CNN isn’t alone in lazy jour­nalism (nor is it wholly lazy; it actually has a team devoted to inves­ti­gation, making Zucker’s comment more of a shame). Every jour­nalist faces temp­ta­tions to slack off, and many — of all political, or apo­litical, stripes — give in. Dead­lines approach too fast for fact-checking. Sleep sounds better than a rewrite or another phone call. A story that fits the nar­rative sells better. Suc­cessful jour­nalists, glam­orized in this age of Twitter and tele­vision, easily grow over­con­fident.

And people eat it up.

Thus, we have not only an over­hyped Mueller report, but also the recent one-sided cov­erage of Cov­ington Catholic High School, the 2006 slinging of Duke lacrosse players’ rep­u­ta­tions, and the 2014 Rolling Stone debacle at the Uni­versity of Vir­ginia. And even less egre­gious examples: hastily posted online articles tagged with cor­rective editor’s notes, and aggre­gated news stories that don’t con­tribute infor­mation but merely march along with the pack.

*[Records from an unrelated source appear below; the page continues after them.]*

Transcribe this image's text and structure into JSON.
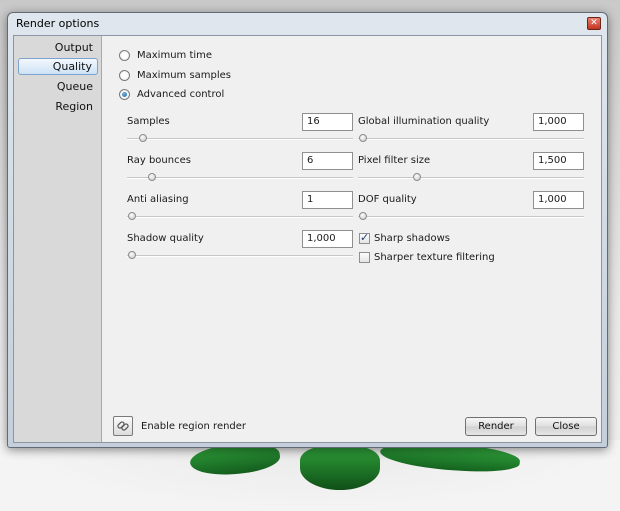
{
  "window": {
    "title": "Render options",
    "close_glyph": "✕"
  },
  "sidebar": {
    "items": [
      {
        "label": "Output"
      },
      {
        "label": "Quality"
      },
      {
        "label": "Queue"
      },
      {
        "label": "Region"
      }
    ],
    "selected": "Quality"
  },
  "mode": {
    "options": [
      {
        "label": "Maximum time"
      },
      {
        "label": "Maximum samples"
      },
      {
        "label": "Advanced control"
      }
    ],
    "selected": "Advanced control"
  },
  "params": {
    "samples": {
      "label": "Samples",
      "value": "16",
      "slider": 0.07
    },
    "ray_bounces": {
      "label": "Ray bounces",
      "value": "6",
      "slider": 0.11
    },
    "anti_aliasing": {
      "label": "Anti aliasing",
      "value": "1",
      "slider": 0.02
    },
    "shadow_quality": {
      "label": "Shadow quality",
      "value": "1,000",
      "slider": 0.02
    },
    "gi_quality": {
      "label": "Global illumination quality",
      "value": "1,000",
      "slider": 0.02
    },
    "pixel_filter": {
      "label": "Pixel filter size",
      "value": "1,500",
      "slider": 0.26
    },
    "dof_quality": {
      "label": "DOF quality",
      "value": "1,000",
      "slider": 0.02
    }
  },
  "checks": {
    "sharp_shadows": {
      "label": "Sharp shadows",
      "checked": true
    },
    "sharper_texture": {
      "label": "Sharper texture filtering",
      "checked": false
    }
  },
  "footer": {
    "region_render_label": "Enable region render",
    "render_label": "Render",
    "close_label": "Close",
    "region_icon": "region-link-icon"
  }
}
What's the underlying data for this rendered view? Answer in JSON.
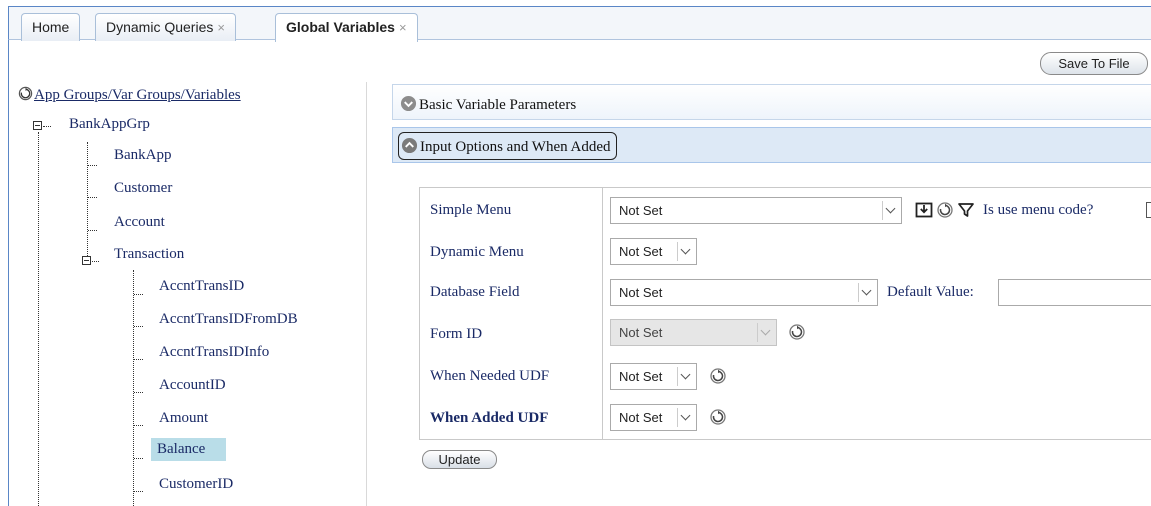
{
  "tabs": [
    {
      "label": "Home",
      "closable": false,
      "active": false
    },
    {
      "label": "Dynamic Queries",
      "closable": true,
      "active": false
    },
    {
      "label": "Global Variables",
      "closable": true,
      "active": true
    }
  ],
  "tab_close_glyph": "×",
  "toolbar": {
    "save_label": "Save To File"
  },
  "tree": {
    "root_label": "App Groups/Var Groups/Variables",
    "root_icon": "refresh-circle-icon",
    "nodes": {
      "bankappgrp": "BankAppGrp",
      "bankapp": "BankApp",
      "customer": "Customer",
      "account": "Account",
      "transaction": "Transaction",
      "accnttransid": "AccntTransID",
      "accnttransidfromdb": "AccntTransIDFromDB",
      "accnttransidinfo": "AccntTransIDInfo",
      "accountid": "AccountID",
      "amount": "Amount",
      "balance": "Balance",
      "customerid": "CustomerID"
    },
    "selected": "Balance"
  },
  "accordion": {
    "basic_label": "Basic Variable Parameters",
    "input_label": "Input Options and When Added"
  },
  "form": {
    "simple_menu": {
      "label": "Simple Menu",
      "value": "Not Set",
      "menu_code_label": "Is use menu code?"
    },
    "dynamic_menu": {
      "label": "Dynamic Menu",
      "value": "Not Set"
    },
    "database_field": {
      "label": "Database Field",
      "value": "Not Set",
      "default_label": "Default Value:",
      "default_value": ""
    },
    "form_id": {
      "label": "Form ID",
      "value": "Not Set"
    },
    "when_needed_udf": {
      "label": "When Needed UDF",
      "value": "Not Set"
    },
    "when_added_udf": {
      "label": "When Added UDF",
      "value": "Not Set"
    },
    "update_label": "Update"
  },
  "colors": {
    "accent": "#5a86c6",
    "selected_bg": "#b9dde8",
    "accordion_bg": "#dde9f6",
    "label_text": "#1a2a66"
  }
}
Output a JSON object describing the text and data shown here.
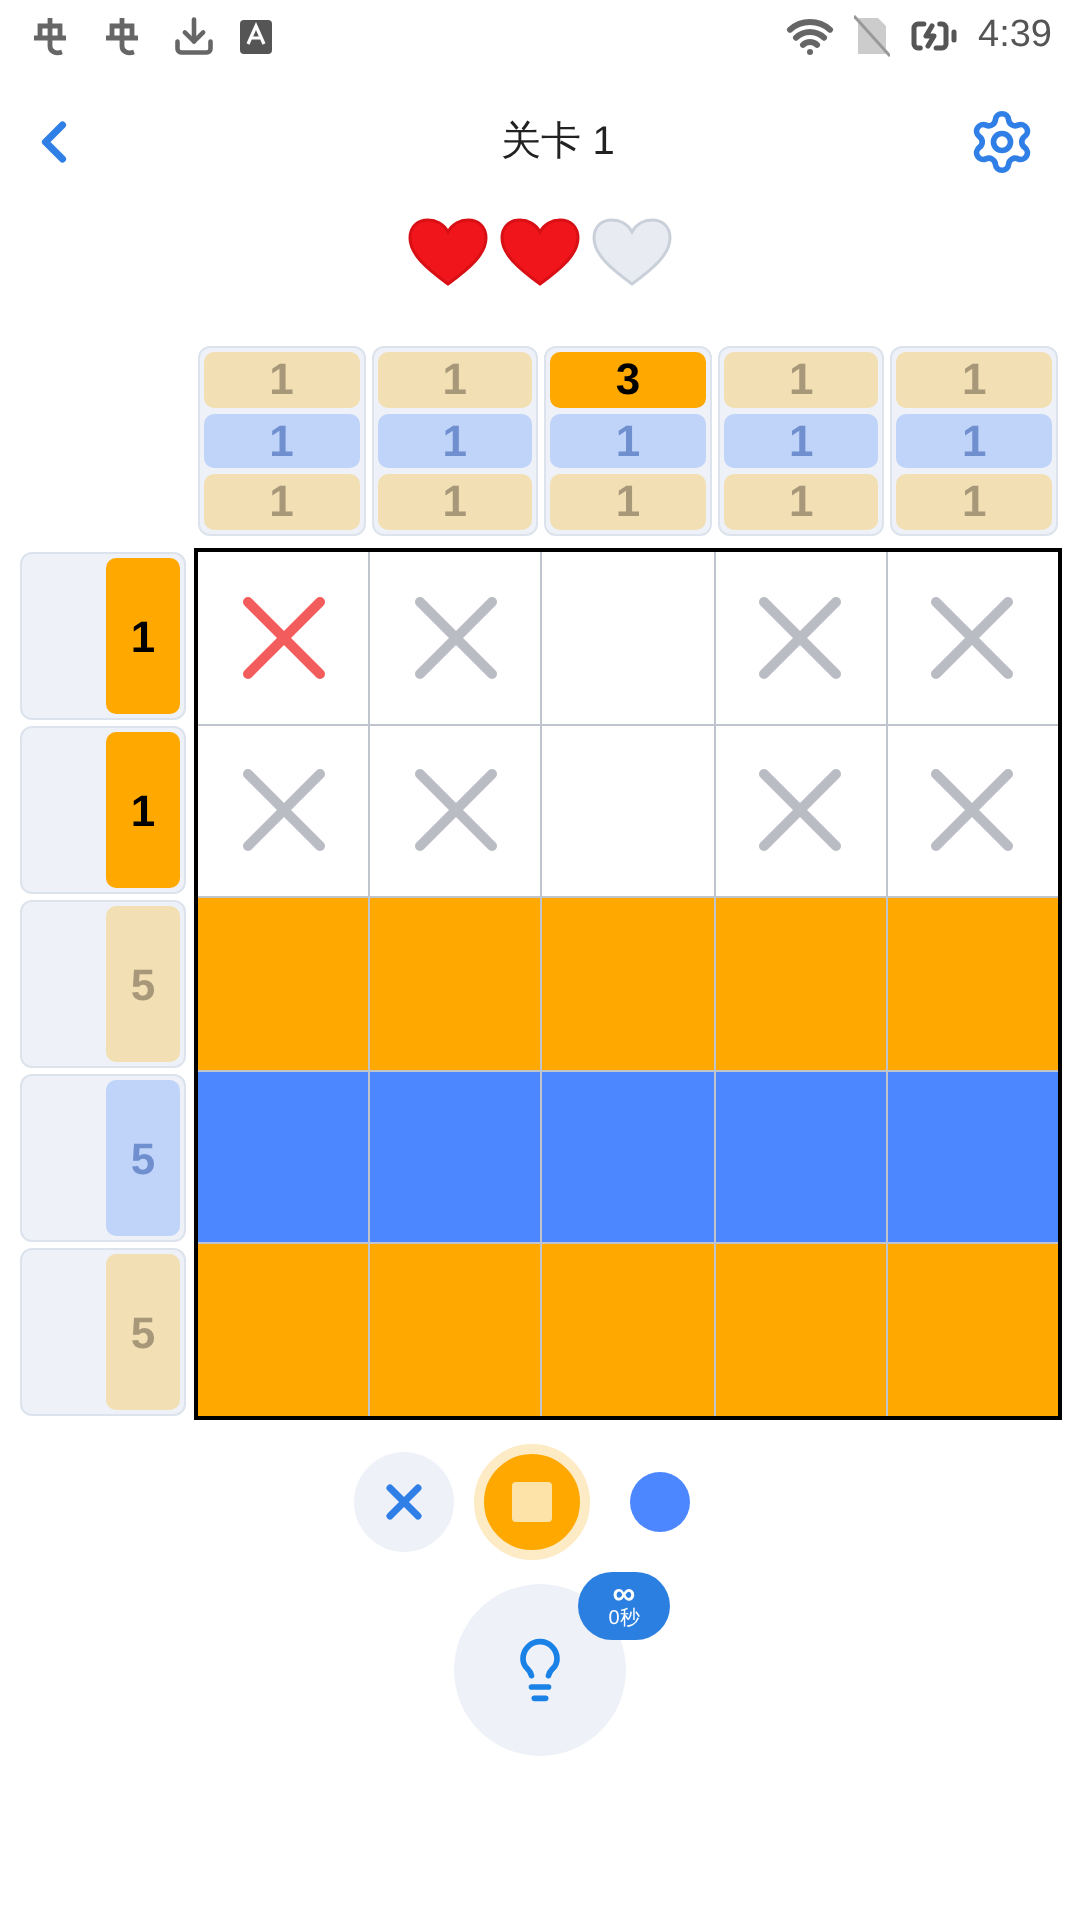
{
  "status_bar": {
    "time": "4:39"
  },
  "header": {
    "title": "关卡 1"
  },
  "lives": [
    {
      "filled": true
    },
    {
      "filled": true
    },
    {
      "filled": false
    }
  ],
  "column_clues": [
    {
      "clues": [
        {
          "text": "1",
          "kind": "orange",
          "active": false
        },
        {
          "text": "1",
          "kind": "blue",
          "active": false
        },
        {
          "text": "1",
          "kind": "orange",
          "active": false
        }
      ]
    },
    {
      "clues": [
        {
          "text": "1",
          "kind": "orange",
          "active": false
        },
        {
          "text": "1",
          "kind": "blue",
          "active": false
        },
        {
          "text": "1",
          "kind": "orange",
          "active": false
        }
      ]
    },
    {
      "clues": [
        {
          "text": "3",
          "kind": "orange",
          "active": true
        },
        {
          "text": "1",
          "kind": "blue",
          "active": false
        },
        {
          "text": "1",
          "kind": "orange",
          "active": false
        }
      ]
    },
    {
      "clues": [
        {
          "text": "1",
          "kind": "orange",
          "active": false
        },
        {
          "text": "1",
          "kind": "blue",
          "active": false
        },
        {
          "text": "1",
          "kind": "orange",
          "active": false
        }
      ]
    },
    {
      "clues": [
        {
          "text": "1",
          "kind": "orange",
          "active": false
        },
        {
          "text": "1",
          "kind": "blue",
          "active": false
        },
        {
          "text": "1",
          "kind": "orange",
          "active": false
        }
      ]
    }
  ],
  "rows": [
    {
      "clues": [
        {
          "text": "1",
          "kind": "orange",
          "active": true
        }
      ],
      "cells": [
        {
          "kind": "wrong-cross"
        },
        {
          "kind": "cross"
        },
        {
          "kind": "blank"
        },
        {
          "kind": "cross"
        },
        {
          "kind": "cross"
        }
      ]
    },
    {
      "clues": [
        {
          "text": "1",
          "kind": "orange",
          "active": true
        }
      ],
      "cells": [
        {
          "kind": "cross"
        },
        {
          "kind": "cross"
        },
        {
          "kind": "blank"
        },
        {
          "kind": "cross"
        },
        {
          "kind": "cross"
        }
      ]
    },
    {
      "clues": [
        {
          "text": "5",
          "kind": "orange",
          "active": false
        }
      ],
      "cells": [
        {
          "kind": "orange"
        },
        {
          "kind": "orange"
        },
        {
          "kind": "orange"
        },
        {
          "kind": "orange"
        },
        {
          "kind": "orange"
        }
      ]
    },
    {
      "clues": [
        {
          "text": "5",
          "kind": "blue",
          "active": false
        }
      ],
      "cells": [
        {
          "kind": "blue"
        },
        {
          "kind": "blue"
        },
        {
          "kind": "blue"
        },
        {
          "kind": "blue"
        },
        {
          "kind": "blue"
        }
      ]
    },
    {
      "clues": [
        {
          "text": "5",
          "kind": "orange",
          "active": false
        }
      ],
      "cells": [
        {
          "kind": "orange"
        },
        {
          "kind": "orange"
        },
        {
          "kind": "orange"
        },
        {
          "kind": "orange"
        },
        {
          "kind": "orange"
        }
      ]
    }
  ],
  "tools": [
    {
      "kind": "cross",
      "selected": false
    },
    {
      "kind": "orange",
      "selected": true
    },
    {
      "kind": "blue",
      "selected": false
    }
  ],
  "hint": {
    "badge_symbol": "∞",
    "badge_time": "0秒"
  }
}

In my own reporting, I’ve come to rue the articles I sub­mitted too soon, prone to mis­spelled names or other factual errors that could have been fixed with just a little more effort.

It’s a shame that lazy jour­nalism takes flight because it under­mines the hard-earned, thoughtful reporting that jour­nalists (even main­stream media jour­nalists!) produce. The most cel­e­brated moments of jour­nalism have involved true inves­ti­ga­tions — and some­times, they’ve tipped off law enforcement, not the other way around.

Bob Woodward and Carl Bernstein’s inves­ti­gation of the Watergate scandal took months of digging — and ren­dezvous in a parking garage — that prompted gov­ernment inves­ti­ga­tions and even­tually led to Nixon’s res­ig­nation. The Boston Globe’s uncov­ering of the extent of the Catholic Church’s clergy sex abuse likewise sparked wider inves­ti­gation and legal justice. Recently, the Houston Chronicle and San Antonio Express-News con­structed a database of Southern Baptist Church leaders con­victed of sexual assault.

Far from stealthy sleuthing adven­tures, most inves­tigative reporting involves Sisyphean tasks at an office desk: culling through data, reading legalese-ridden reports, filing Freedom of Infor­mation Act forms to little avail. None of these are glam­orous; none get posted online in an afternoon. But in jour­nalism, as in most things, glory doesn’t come without hard work, care, and probably working around a gov­ernment road­block.

To bolster media cred­i­bility, thorough and thoughtful jour­nalism — the ques­tioning, rea­soning, data-driven kind — deserves more encour­agement from editors and appre­ci­ation from con­sumers (whose clicks do play a role in the health of the media). Good jour­nalism doesn’t have to be Hol­lywood-worthy: Even a basic news report should involve “inves­tigative” aspects of fact checking and source ver­i­fying.

Lazy jour­nalism doesn’t just risk the journalist’s rep­u­tation; it puts sources and sub­jects and con­sumers in harm’s way as well. Jour­nalists can take pride in their role of truth-digging and sto­ry­telling only insofar as they work hard to do it right.